C’est sans doute Nick Hornby qui l’a exprimé de la manière la plus claire et la plus pertinente en évoquant, dans les pages de 31 Songs (2003), son attachement passionnel, au-delà de toute considération esthétique, à Thunder Road de Springsteen. Il arrive parfois – rarement – que nous croisions le chemin d’un artiste ou d’une œuvre – une simple chanson peut suffire – qui exprime intégralement et parfaitement ce que nous sommes. Il ne s’agit pas d’une identification ponctuelle aux sentiments évoqués, aux situations décrites ni même aux personnages mais d’une adhésion plus complexe et plus complète aux moindres inflexions mélodiques, de cette conviction profonde, renforcée à chaque écoute, de partager avec l’auteur chacune de ses décisions artistiques et de saisir avec la puissance inégalée de l’intuition ce qu’il exprime par une voix qui semble se confondre avec la nôtre.
Ces rencontres fusionnelles ont ceci de commun avec la passion amoureuse qu’elles s’imposent davantage qu’elles ne se décident. Elles ne se portent pas non plus nécessairement sur les êtres ou les créations les plus remarquables : il s’en trouve incontestablement de plus beaux, de plus intelligents ou tout simplement de meilleurs. Mais la somme des imperfections qui constitue leur singularité entre en résonance avec ce que nous ignorions encore de la nôtre et nous procure ainsi le sentiment, peut-être illusoire mais parfaitement indispensable, d’exister.

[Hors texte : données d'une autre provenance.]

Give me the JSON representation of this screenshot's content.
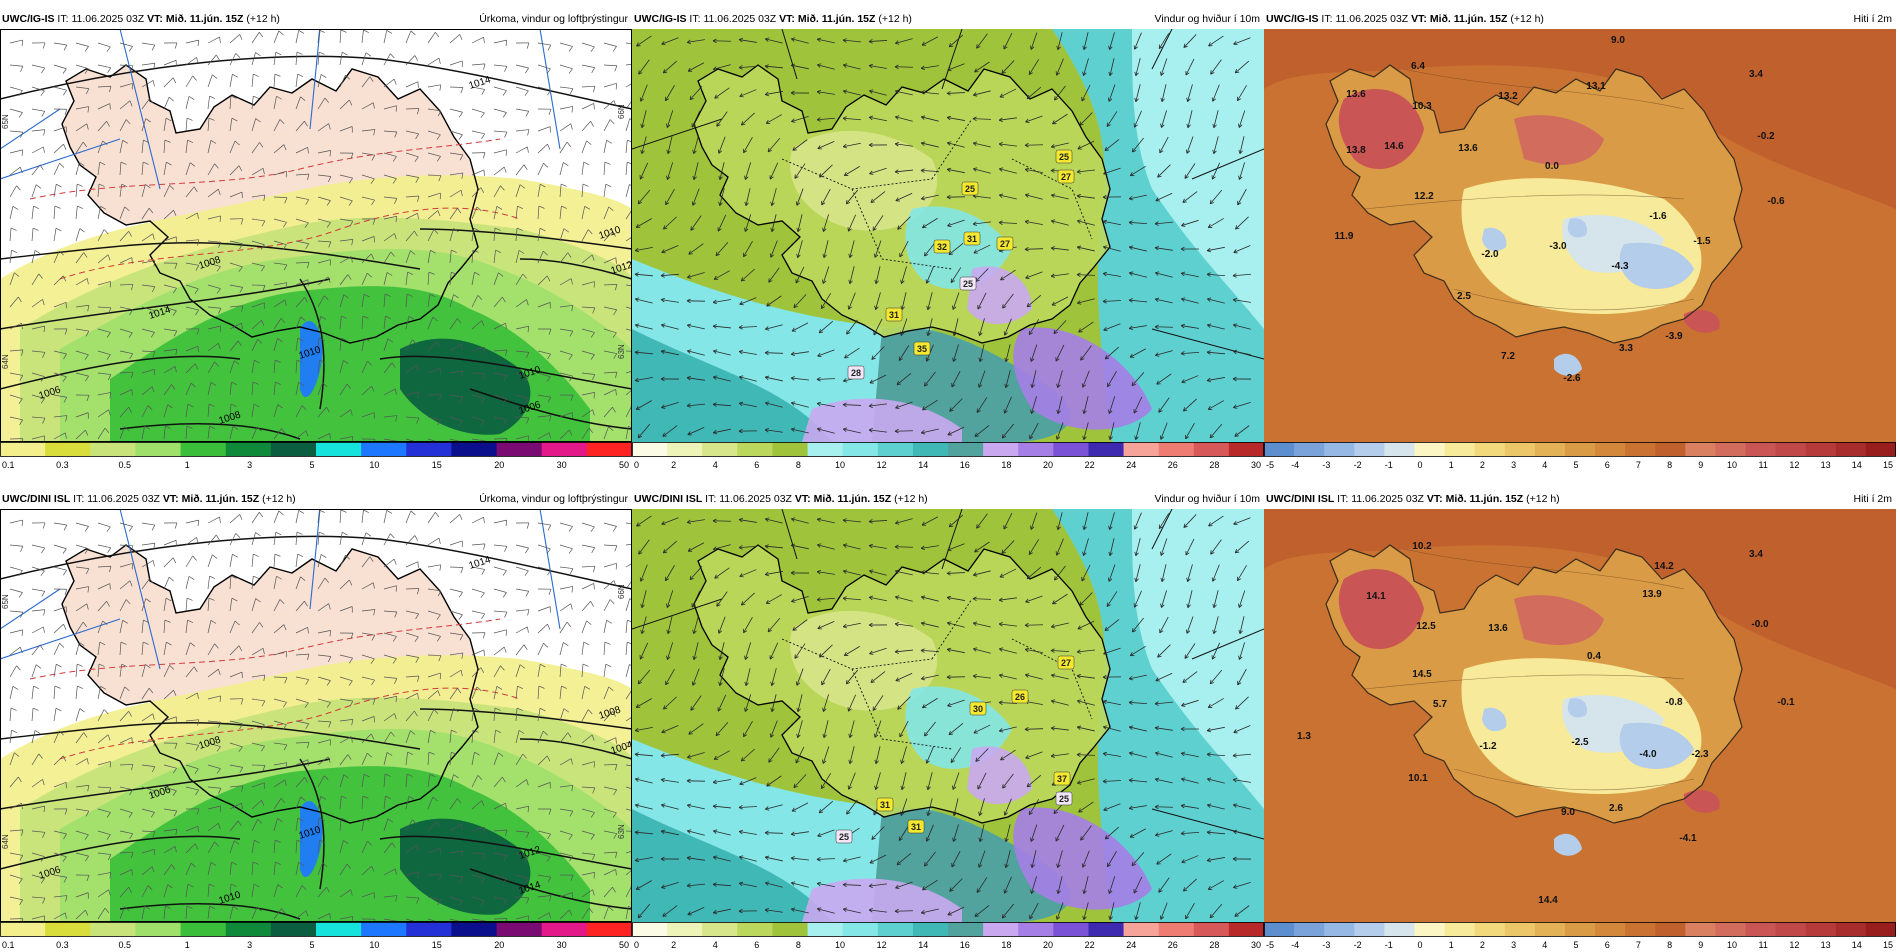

En un peu moins d’un an, Andrew Taylor a publié sous diverses étiquettes trois albums très semblables et qui contiennent peu ou prou la même chanson. Cela tombe fort bien puisque c’est à peu près la seule que j’ai envie d’écouter, sans lassitude ni entrave rationnelle à la compulsion. Il y a incontestablement quelque chose d’un peu infantile dans ce plaisir régressif éprouvé à la répétition familière de ces harmonies mélancoliques, à l’immersion dans le carillon des guitares référencées. Trop modeste pour ne pas l’assumer lui-même avec la simplicité bonhomme qui sied à son sens du songwriting artisanal, l’Ecossais aime à confectionner des chansons-doudous comme autant de petits objets sonores transitionnels qui permettent de se rassurer face aux failles imperceptibles du quotidien. Il semble une fois encore trouver son salut dans la répétition des accords mille fois empruntés aux Byrds mais qui retrouvent sous ses doigts experts la fraîcheur inaltérable des quelques notes qu’un bambin pourrait extraire, en boucle, de son xylophone Fisher Price sans rien en attendre d’autre que le renouvellement du plaisir inextinguible. Une excitation joyeuse mais anorgasmique, qui ne chercherait pas à culminer et qui ne s’éteindrait pas dans une apothéose ou dans l’attente de la nouveauté. Il y a un peu de cela – et même beaucoup – dans ces dix chansons, et qui comptent sans doute parmi les meilleures que le groupe, pourtant très prolixe – ait jamais publiées. Ce n’est pourtant pas le monde de l’enfance qu’évoquent ces splendides ballades romantiques entrelacées à deux voix que sont For Too Long ou You’ll Always Be There, dépourvues de toute trace de naïveté surjouée. Tout aussi sobre dans sa poésie au lexique simple que dans ses choix musicaux, Taylor y dessine les contours d’un univers profondément adulte – celui qui est aussi le nôtre – où transparaît la résignation sereine à demeurer ce que l’on est, à faire du temps qui passe et des êtres qui s’effacent la matière première d’une œuvre apaisée. Grâce lui soit rendue de la partager aussi fréquemment.